OPNFV, by the way, recently hosted its first plugfest—a big event in Louisville, Colorado. It focused on the installation of virtual network functions on multiple hardware platforms using multiple installers. And from all accounts, it was a smashing success, with combinations of installers being tried for the first time—and working on their inaugural attempt. That’s the power of open standards!

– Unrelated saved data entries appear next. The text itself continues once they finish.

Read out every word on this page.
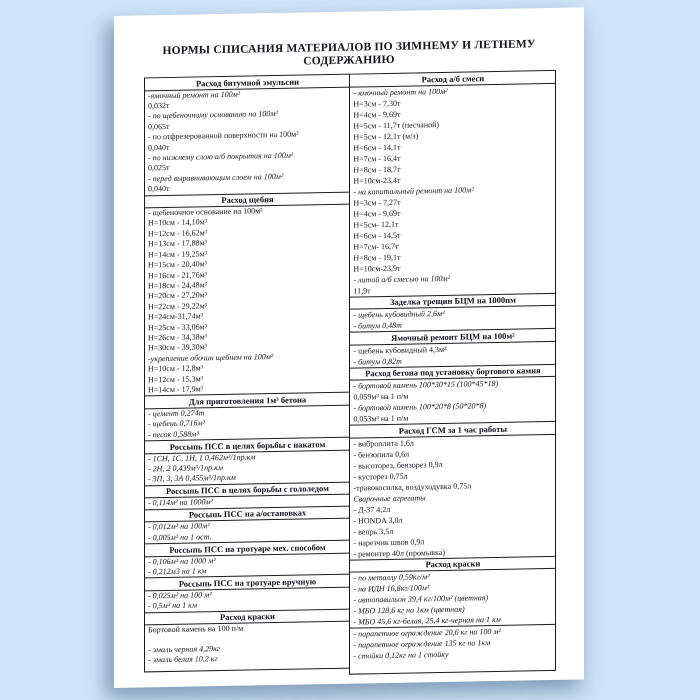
НОРМЫ СПИСАНИЯ МАТЕРИАЛОВ ПО ЗИМНЕМУ И ЛЕТНЕМУ СОДЕРЖАНИЮ
Расход битумной эмульсии
-ямочный ремонт на 100м²
0,032т
- по щебеночному основанию на 100м²
0,065т
- по отфрезерованной поверхности на 100м²
0,040т
- по нижнему слою а/б покрытия на 100м²
0,025т
- перед выравнивающим слоем на 100м²
0,040т
Расход щебня
- щебеночное основание на 100м²
Н=10см - 14,10м³
Н=12см - 16,62м³
Н=13см - 17,88м³
Н=14см - 19,25м³
Н=15см - 20,40м³
Н=16см - 21,76м³
Н=18см - 24,48м³
Н=20см - 27,20м³
Н=22см - 29,22м³
Н=24см-31,74м³
Н=25см - 33,06м³
Н=26см - 34,38м³
Н=30см - 39,30м³
-укрепление обочин щебнем на 100м²
Н=10см - 12,8м³
Н=12см - 15,3м³
Н=14см - 17,9м³
Для приготовления 1м³ бетона
- цемент 0,274т
- щебень 0,716м³
- песок 0,588м³
Россыпь ПСС в целях борьбы с накатом
- 1СН, 1С, 1Н, 1 0,462м³/1пр.км
- 2Н, 2 0,439м³/1пр.км
- 3П, 3, 3А 0,455м³/1пр.км
Россыпь ПСС в целях борьбы с гололедом
- 0,114м³ на 1000м²
Россыпь ПСС на а/остановках
- 0,012м³ на 100м²
- 0,005м³ на 1 ост.
Россыпь ПСС на тротуаре мех. способом
- 0,106м³ на 1000 м²
- 0,212м3 на 1 км
Россыпь ПСС на тротуаре вручную
- 0,025м³ на 100 м²
- 0,5м³ на 1 км
Расход краски
Бортовой камень на 100 п/м
- эмаль черная 4,29кг
- эмаль белая 10,2 кг
Расход а/б смеси
- ямочный ремонт на 100м²
Н=3см - 7,30т
Н=4см - 9,69т
Н=5см - 11,7т (песчаной)
Н=5см - 12,1т (м/з)
Н=6см - 14,1т
Н=7см - 16,4т
Н=8см - 18,7т
Н=10см-23,4т
- на капитальный ремонт на 100м²
Н=3см - 7,27т
Н=4см - 9,69т
Н=5см- 12,1т
Н=6см - 14,5т
Н=7см- 16,7т
Н=8см - 19,1т
Н=10см-23,9т
- литой а/б смесью на 100м²
11,9т
Заделка трещин БЦМ на 1000пм
- щебень кубовидный 2,6м³
- битум 0,48т
Ямочный ремонт БЦМ на 100м²
- щебень кубовидный 4,3м³
- битум 0,82т
Расход бетона под установку бортового камня
- бортовой камень 100*30*15 (100*45*18)
0,059м³ на 1 п/м
- бортовой камень 100*20*8 (50*20*8)
0,053м³ на 1 п/м
Расход ГСМ за 1 час работы
- виброплита 1,6л
- бензопила 0,6л
- высоторез, бензорез 0,9л
- кусторез 0,75л
-травокосилка, воздуходувка 0,75л
Сварочные агрегаты
- Д-37 4,2л
- HONDA 3,0л
- вепрь 3,5л
- нарезчик швов 0,9л
- ремонтер 40л (промывка)
Расход краски
- по металлу 0,59кг/м²
- на ИДН 16,8кг/100м²
- автопавильон 39,4 кг/100м² (цветная)
- МБО 128,6 кг на 1км (цветная)
- МБО 45,6 кг-белая, 25,4 кг-черная на 1 км
- парапетное ограждение 20,6 кг на 100 м²
- парапетное ограждение 135 кг на 1км
- стойки 0,12кг на 1 стойку
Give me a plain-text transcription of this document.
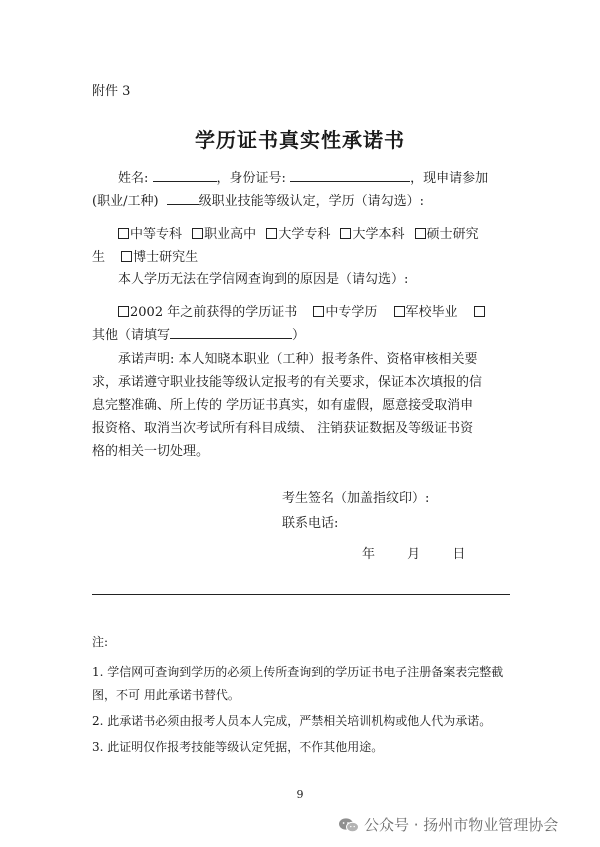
附件 3
学历证书真实性承诺书
姓名:	，身份证号:	，现申请参加
(职业/工种)	级职业技能等级认定，学历（请勾选）:
中等专科 职业高中 大学专科 大学本科 硕士研究
生 博士研究生
本人学历无法在学信网查询到的原因是（请勾选）:
2002 年之前获得的学历证书 中专学历 军校毕业
其他（请填写	）
承诺声明: 本人知晓本职业（工种）报考条件、资格审核相关要
求，承诺遵守职业技能等级认定报考的有关要求，保证本次填报的信
息完整准确、所上传的 学历证书真实，如有虚假，愿意接受取消申
报资格、取消当次考试所有科目成绩、 注销获证数据及等级证书资
格的相关一切处理。
考生签名（加盖指纹印）:
联系电话:
年 月 日
注:
1. 学信网可查询到学历的必须上传所查询到的学历证书电子注册备案表完整截
图，不可 用此承诺书替代。
2. 此承诺书必须由报考人员本人完成，严禁相关培训机构或他人代为承诺。
3. 此证明仅作报考技能等级认定凭据，不作其他用途。
9
公众号 · 扬州市物业管理协会
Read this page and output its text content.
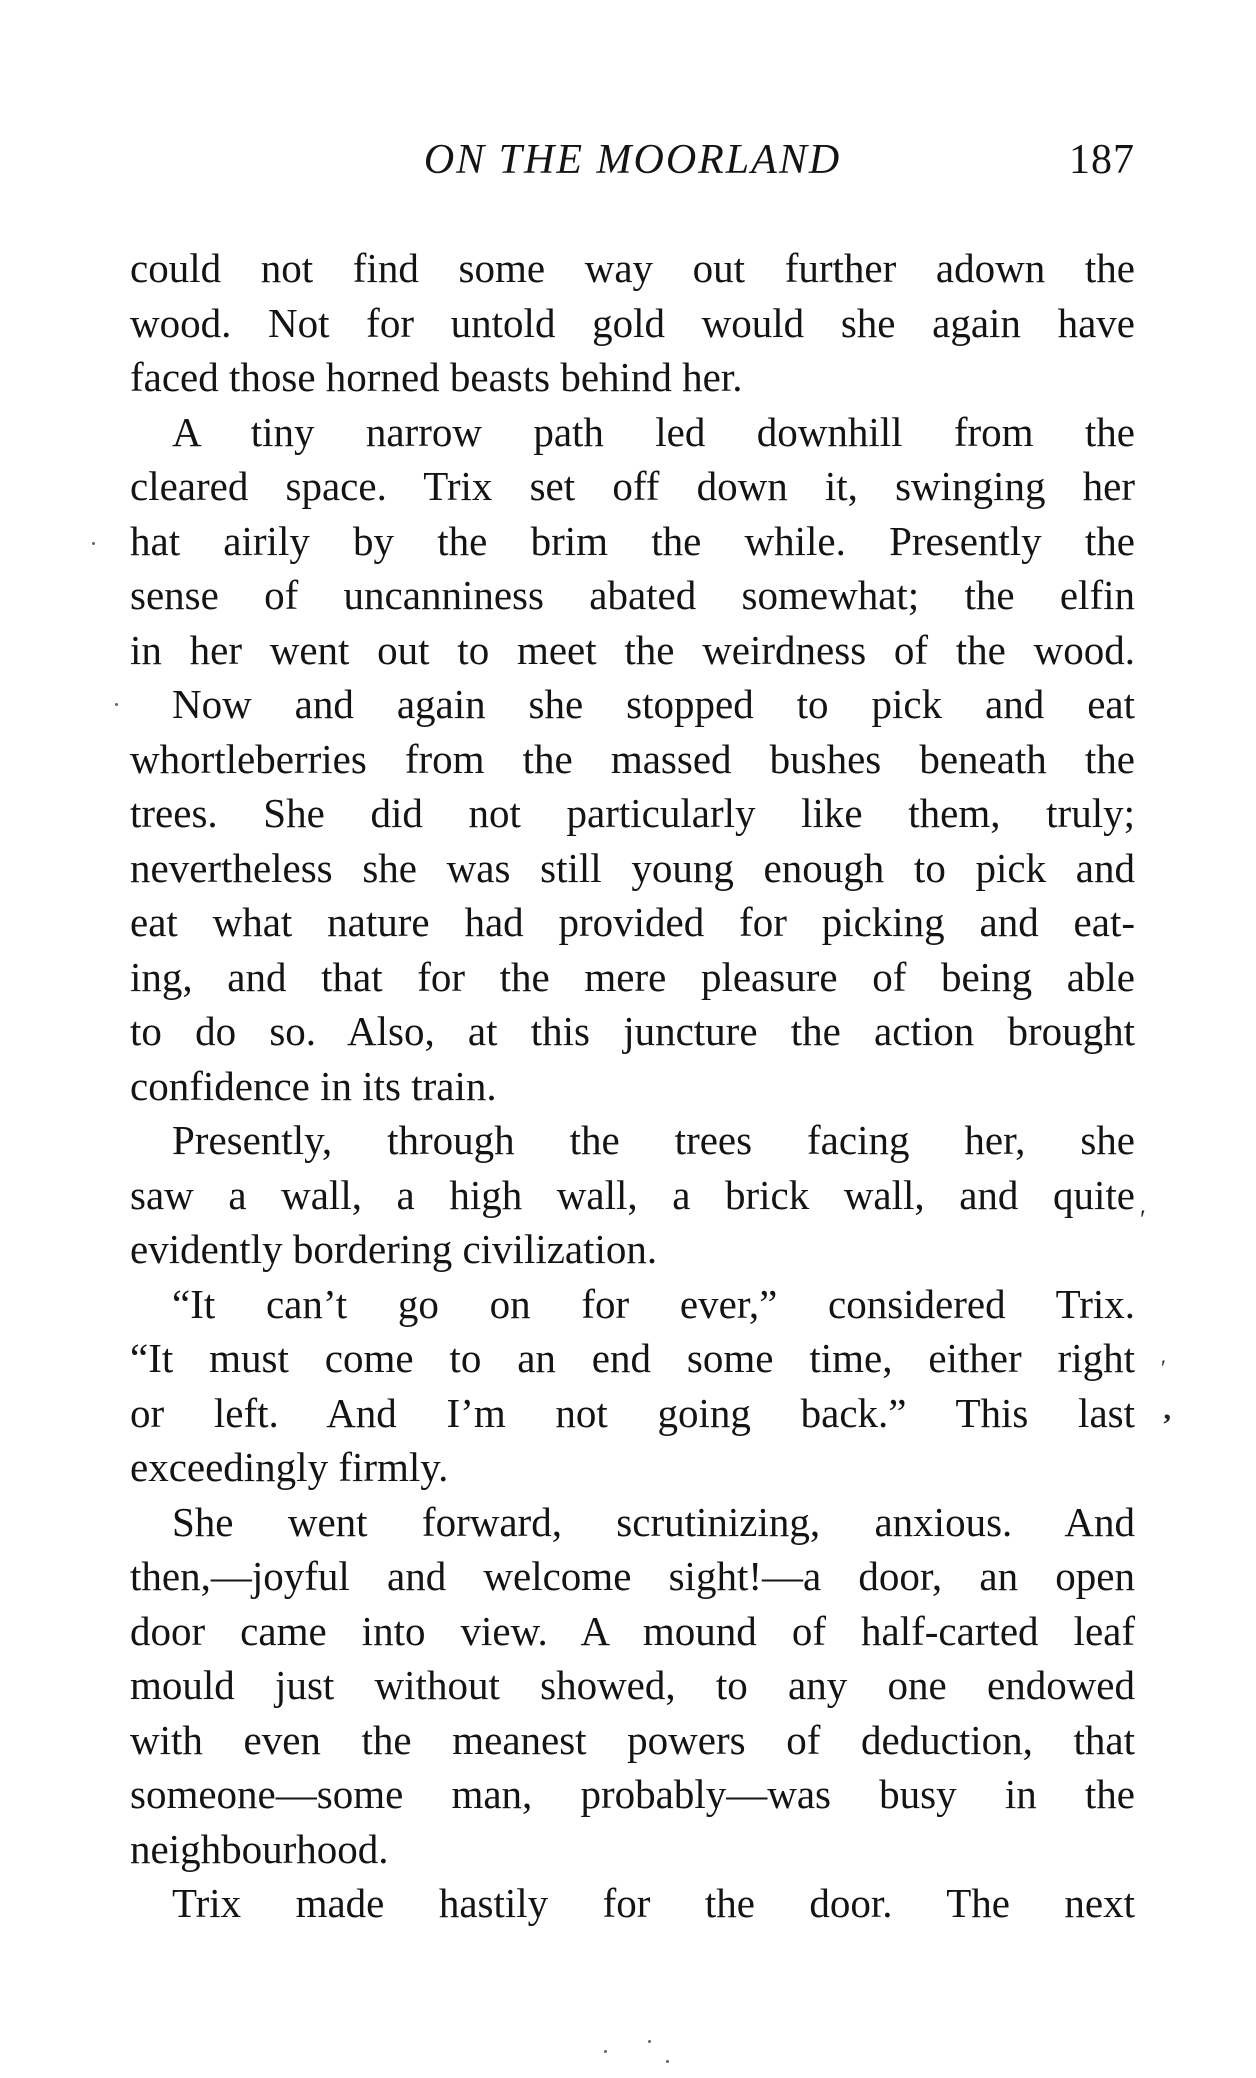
ON THE MOORLAND	187
could not find some way out further adown the
wood. Not for untold gold would she again have
faced those horned beasts behind her.
A tiny narrow path led downhill from the
cleared space. Trix set off down it, swinging her
hat airily by the brim the while. Presently the
sense of uncanniness abated somewhat; the elfin
in her went out to meet the weirdness of the wood.
Now and again she stopped to pick and eat
whortleberries from the massed bushes beneath the
trees. She did not particularly like them, truly;
nevertheless she was still young enough to pick and
eat what nature had provided for picking and eat-
ing, and that for the mere pleasure of being able
to do so. Also, at this juncture the action brought
confidence in its train.
Presently, through the trees facing her, she
saw a wall, a high wall, a brick wall, and quite
evidently bordering civilization.
“It can’t go on for ever,” considered Trix.
“It must come to an end some time, either right
or left. And I’m not going back.” This last
exceedingly firmly.
She went forward, scrutinizing, anxious. And
then,—joyful and welcome sight!—a door, an open
door came into view. A mound of half-carted leaf
mould just without showed, to any one endowed
with even the meanest powers of deduction, that
someone—some man, probably—was busy in the
neighbourhood.
Trix made hastily for the door. The next
′
′
’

There was a hackathon called Open Hack at May’s TM Forum Live. I didn’t get to see it, but check out the grand prize winner, Garden Sharing, as well as the two runners-up. Open networking is making a real difference. There will be an LSO Hackathon at this fall’s scheduled MEF16 event, Nov. 7-10 in Baltimore, and that’s one not to miss.
The way it should be
If it’s not open, and if it’s not open source, it’s not happening. And that’s the way it should be. At first, the beneficiaries would seem to be the industry: Vendors large and small will be able to innovate and bring products and services to market quickly, at a reasonable cost, by leveraging the open specifications and reference code. Ultimately, however, customers will be the big winners because interoperability will be assured. Nobody will tolerate vendor lock-in, not any more.
Open source networking: It’s a beautiful thing. And the time is now.